Questions about using two gpus on one node, parallization across the node, and interpreting the outs

GROMACS version: 2021
GROMACS modification: No

Hello all,

Happy to be posting again after another two or so weeks of using Gromacs. It’s powerful software.

So, I’ll start by saying that we have built a system with two Nvidia GTX 3090s and a 48 core CPU. As of now we have installed gromacs in an unbuntu environment and are running the gromax (GitHub - scal444/gromax) benchmarks across some systems (Slizard et al. 2020 (Cookie Absent)). This is working and we are getting the best performance settings for certain system sizes.
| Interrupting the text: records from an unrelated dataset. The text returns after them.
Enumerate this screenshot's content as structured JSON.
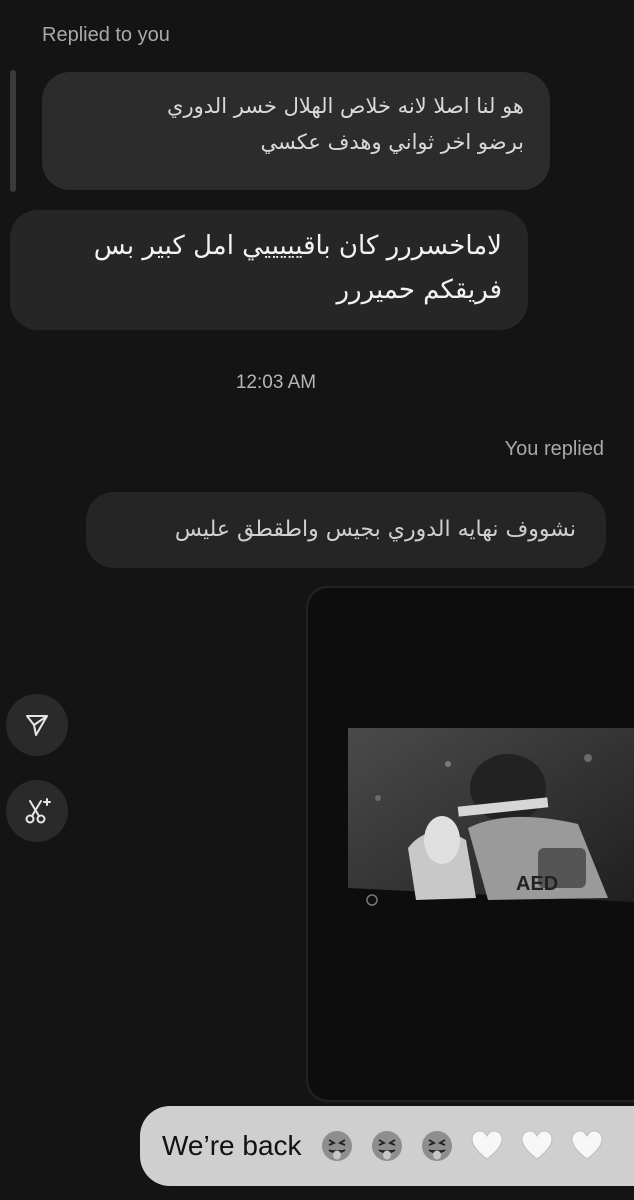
{
  "thread": {
    "replied_to_you_label": "Replied to you",
    "quoted_message": {
      "line1": "هو لنا اصلا لانه خلاص الهلال خسر الدوري",
      "line2": "برضو اخر ثواني وهدف عكسي"
    },
    "received_message": {
      "line1": "لاماخسررر كان باقيييييي امل كبير بس",
      "line2": "فريقكم حميررر"
    },
    "timestamp": "12:03 AM",
    "you_replied_label": "You replied",
    "my_quoted_message": "نشووف نهايه الدوري بجيس واطقطق عليس",
    "sent_message": {
      "text": "We’re back",
      "emojis": [
        "squinting-tongue",
        "squinting-tongue",
        "squinting-tongue",
        "white-heart",
        "white-heart",
        "white-heart"
      ]
    }
  },
  "side_actions": [
    "send-icon",
    "scissors-sparkle-icon"
  ],
  "colors": {
    "background": "#141414",
    "bubble_received": "#262626",
    "bubble_sent": "#cfcfcf"
  }
}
One of the questions that we have, and the reason for this post, is; when running the below commands are the outputs individual runs or are they steps in the whole run?

COMMANDS RUN:

$gmx -bonded gpu -deffnm group_${group}_trial_${i}_component_1 -gputasks 00 -nb gpu -nsteps ${nsteps} -nstlist 80 -nt 12 -ntmpi 1
-ntomp 12 -pin on -pinoffset 0 -pinstride 1 -pme gpu -resetstep ${resetstep} -s ${tpr} -update gpu &
  $gmx -bonded gpu -deffnm group_${group}_trial_${i}_component_2 -gputasks 00 -nb gpu -nsteps ${nsteps} -nstlist 80 -nt 12 -ntmpi 1
-ntomp 12 -pin on -pinoffset 12 -pinstride 1 -pme gpu -resetstep ${resetstep} -s ${tpr} -update gpu &
  $gmx -bonded gpu -deffnm group_${group}_trial_${i}_component_3 -gputasks 11 -nb gpu -nsteps ${nsteps} -nstlist 80 -nt 12 -ntmpi 1
-ntomp 12 -pin on -pinoffset 24 -pinstride 1 -pme gpu -resetstep ${resetstep} -s ${tpr} -update gpu &
  $gmx -bonded gpu -deffnm group_${group}_trial_${i}_component_4 -gputasks 11 -nb gpu -nsteps ${nsteps} -nstlist 80 -nt 12 -ntmpi 1
-ntomp 12 -pin on -pinoffset 36 -pinstride 1 -pme gpu -resetstep ${resetstep} -s ${tpr} -update gpu

This produces outputs like below

xxxx_component_1.xtc
xxxx_component_2.xtc
xxxx_component_3.xtc
xxxx_component_4.xtc

If they are all the same run it seems we have found parameters to increase throughput but not speed to end result as in this configuration the hardware utilization is close to maxed. So, have we run the same thing 4 different times or have we split the system into quarters and run it? It seems to me like we’ve run the same system 4 times.

Looking forward to hearing from you!

Best,
Kirtley

Hi Kirtley,

I am not sure if I understand you question, but what your code shows is commands launching four independent simulations producing four trajectories (with 12 cores each and two of them sharing each GPUs). If you intend to have that setup you can simplify things slightly by using the -multidir functionality. If however you intended to run a single simulation across all your CPU cores and GPU, you will need to launch mdrun with multiple ranks and assign work to these. Make sure to enable the GPU direct communication using the GMX_ENABLE_DIRECT_GPU_COMM=1 environment variable.

Also, make sure to launch the CUDA MPS daemon as it can improve performance in both ensemble style multi-trajectory and multi-GPU scaling use-cases.

Cheers,
Szilárd